When George H.W.’s youngest brother, Bucky, sixteen, visited Midland, he was surprised by young George W.’s reaction to his sister’s death. “He was really struck with it,” said Bucky Bush. “He was hurt by it, almost as if somebody had taken something away from him that he had cherished very, very dearly . . . he was that young and had that kind of an adult reaction to losing a sibling.”
At this point, Prescott Bush could have stepped in to play a comforting role in George W.’s life because Prescott also had lost a sibling when he was Geo
rgie’s age, but, unfortunately, there was no closeness between grandfather and grandson, and Texas was too far away from Connecticut for regular visits.

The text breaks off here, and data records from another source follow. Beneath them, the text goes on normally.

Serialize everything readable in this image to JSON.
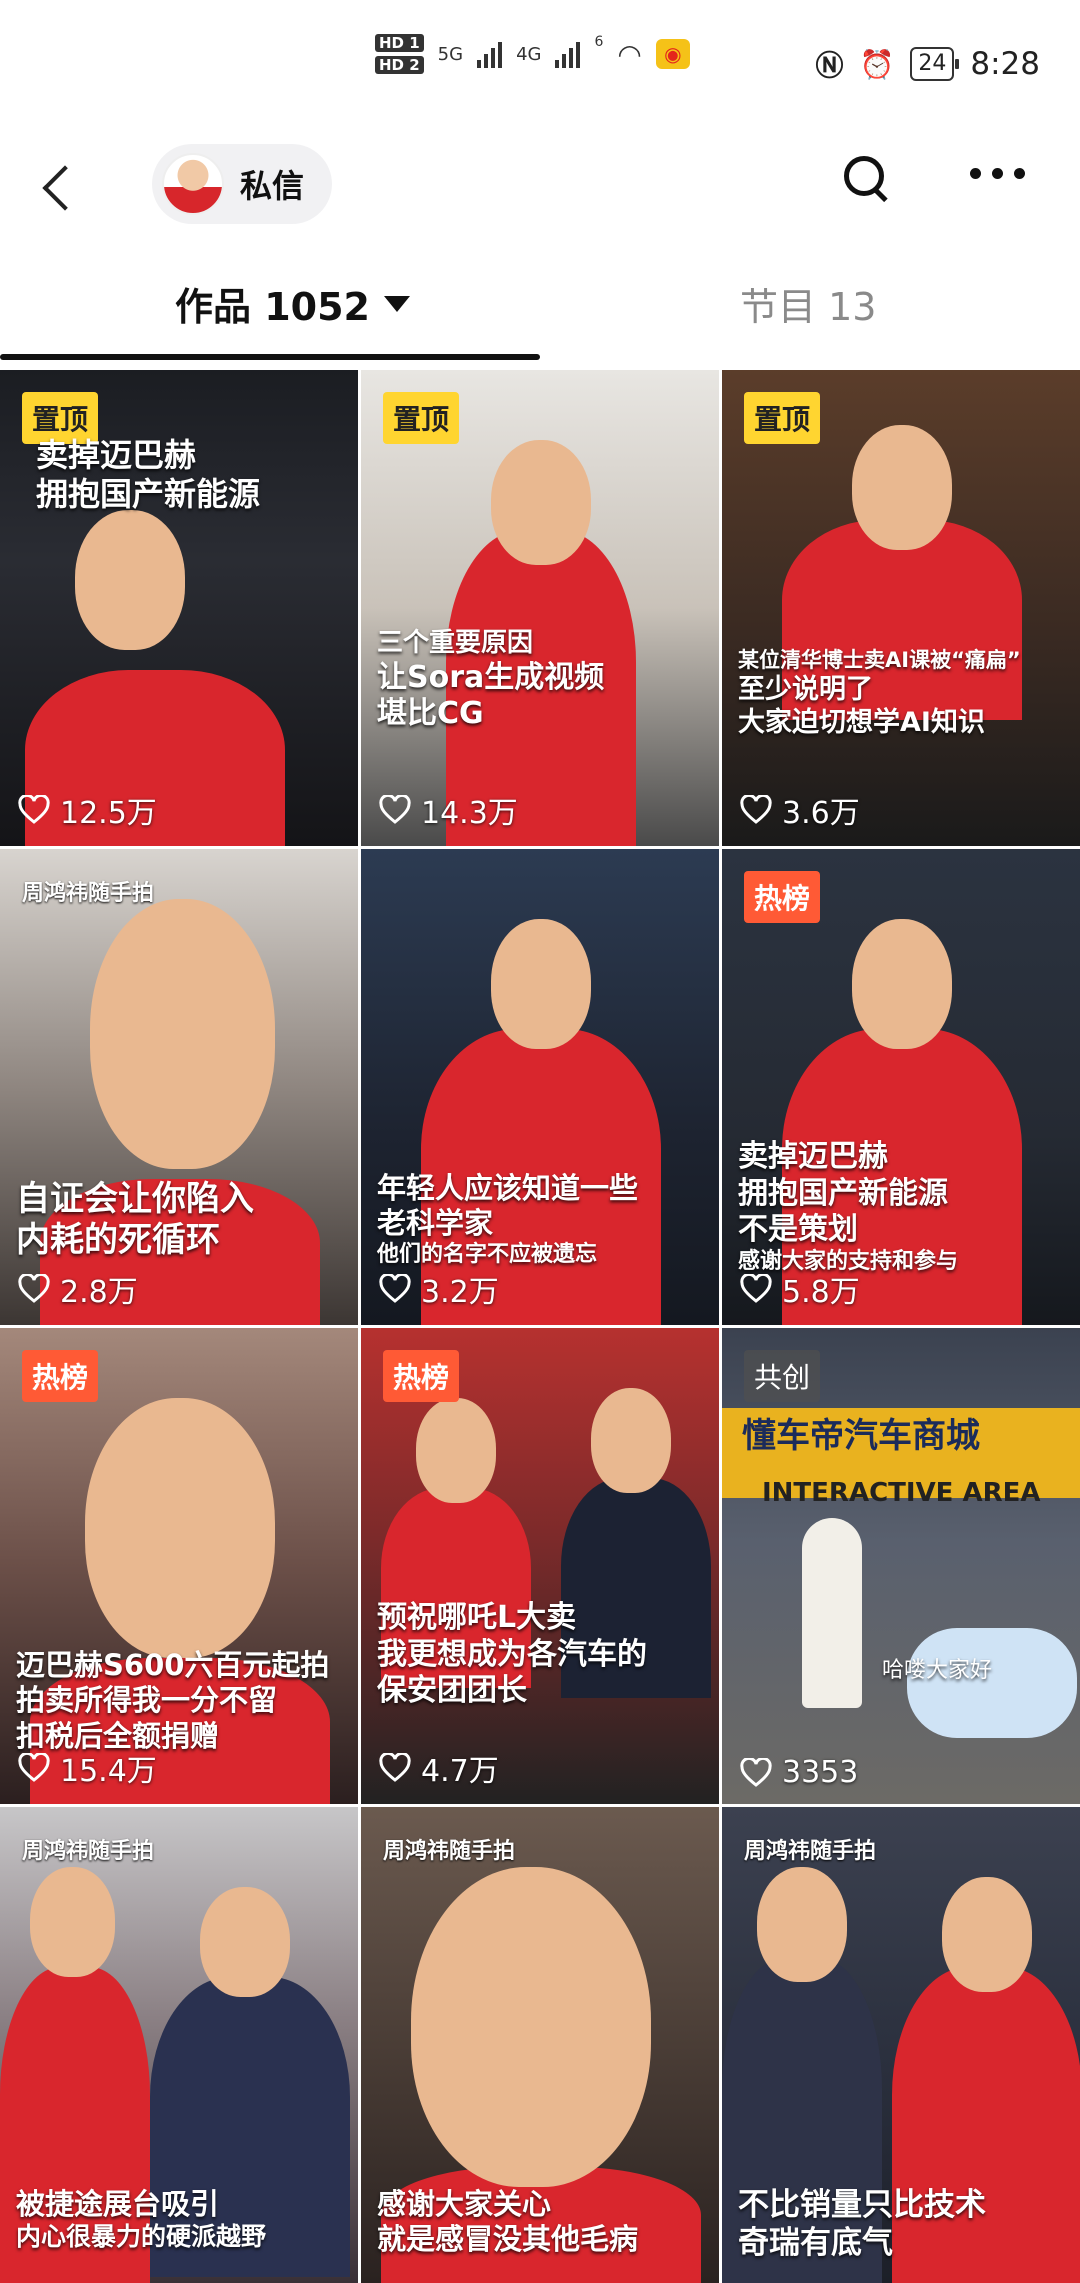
{
  "status": {
    "sim1": "HD 1",
    "sim2": "HD 2",
    "net1": "5G",
    "net2": "4G",
    "wifi_badge": "6",
    "battery": "24",
    "time": "8:28"
  },
  "header": {
    "chip_label": "私信"
  },
  "tabs": {
    "works_label": "作品 1052",
    "shows_label": "节目 13"
  },
  "videos": [
    {
      "badge": "置顶",
      "caption": [
        "卖掉迈巴赫",
        "拥抱国产新能源"
      ],
      "likes": "12.5万"
    },
    {
      "badge": "置顶",
      "caption": [
        "三个重要原因",
        "让Sora生成视频",
        "堪比CG"
      ],
      "likes": "14.3万"
    },
    {
      "badge": "置顶",
      "caption": [
        "某位清华博士卖AI课被“痛扁”",
        "至少说明了",
        "大家迫切想学AI知识"
      ],
      "likes": "3.6万"
    },
    {
      "tag": "周鸿祎随手拍",
      "caption": [
        "自证会让你陷入",
        "内耗的死循环"
      ],
      "likes": "2.8万"
    },
    {
      "caption": [
        "年轻人应该知道一些",
        "老科学家",
        "他们的名字不应被遗忘"
      ],
      "likes": "3.2万"
    },
    {
      "badge": "热榜",
      "caption": [
        "卖掉迈巴赫",
        "拥抱国产新能源",
        "不是策划",
        "感谢大家的支持和参与"
      ],
      "likes": "5.8万"
    },
    {
      "badge": "热榜",
      "caption": [
        "迈巴赫S600六百元起拍",
        "拍卖所得我一分不留",
        "扣税后全额捐赠"
      ],
      "likes": "15.4万"
    },
    {
      "badge": "热榜",
      "caption": [
        "预祝哪吒L大卖",
        "我更想成为各汽车的",
        "保安团团长"
      ],
      "likes": "4.7万"
    },
    {
      "badge": "共创",
      "caption": [
        "懂车帝汽车商城",
        "INTERACTIVE AREA",
        "哈喽大家好"
      ],
      "likes": "3353"
    },
    {
      "tag": "周鸿祎随手拍",
      "caption": [
        "被捷途展台吸引",
        "内心很暴力的硬派越野"
      ]
    },
    {
      "tag": "周鸿祎随手拍",
      "caption": [
        "感谢大家关心",
        "就是感冒没其他毛病"
      ]
    },
    {
      "tag": "周鸿祎随手拍",
      "caption": [
        "不比销量只比技术",
        "奇瑞有底气"
      ]
    }
  ],
  "colors": {
    "accent_red": "#d9262d",
    "badge_yellow": "#ffd530",
    "badge_hot": "#ff5a35"
  }
}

“It [the death of his sister] certainly had an impact on him,” recalled Randall Roden, a childhood friend of George W.’s from Midland. “I know that he suffered as a result of it in trying to sort those things out.”
One night not long after Robin’s death, little George was allowed to spend the night with his friend at the Rodens’ home, but he kept waking up with nightmares. Finally Barbara arrived to take her son home, and explained to his confused friend about Robin’s death.
“It was a profound and formative experience,” Roden recalled. “I don’t remember having a conversation about it—what does it feel like that your sister died? But I certainly remember the event, and I remember the period afterward and that there was enormous sorrow and there was this sense in the aftermath of something bad having happened.”
Seeing his mother racked with grief every day propelled young George into trying to make her happy, to do anything to alleviate her pain. His father was still traveling constantly, working to build his new business, and that left his mother alone at home for days on end with her children. Of the two boys, only Georgie was old enough to truly understand what had happened.
“Mother’s reaction was to envelop herself totally around me,” he later told friends. “She kind of smothered me and then recognized that it was the wrong thing to do.”
He became, according to his mother, “my little man.” He told jokes to make her laugh, constantly performed stunts to distract her from her sadness. His cousin Elsie Walker Kilbourne, who lost one of her own sisters, said, “You look around and see your parents suffering so deeply and try to be cheerful and funny, and you end up becoming a bit of a clown.”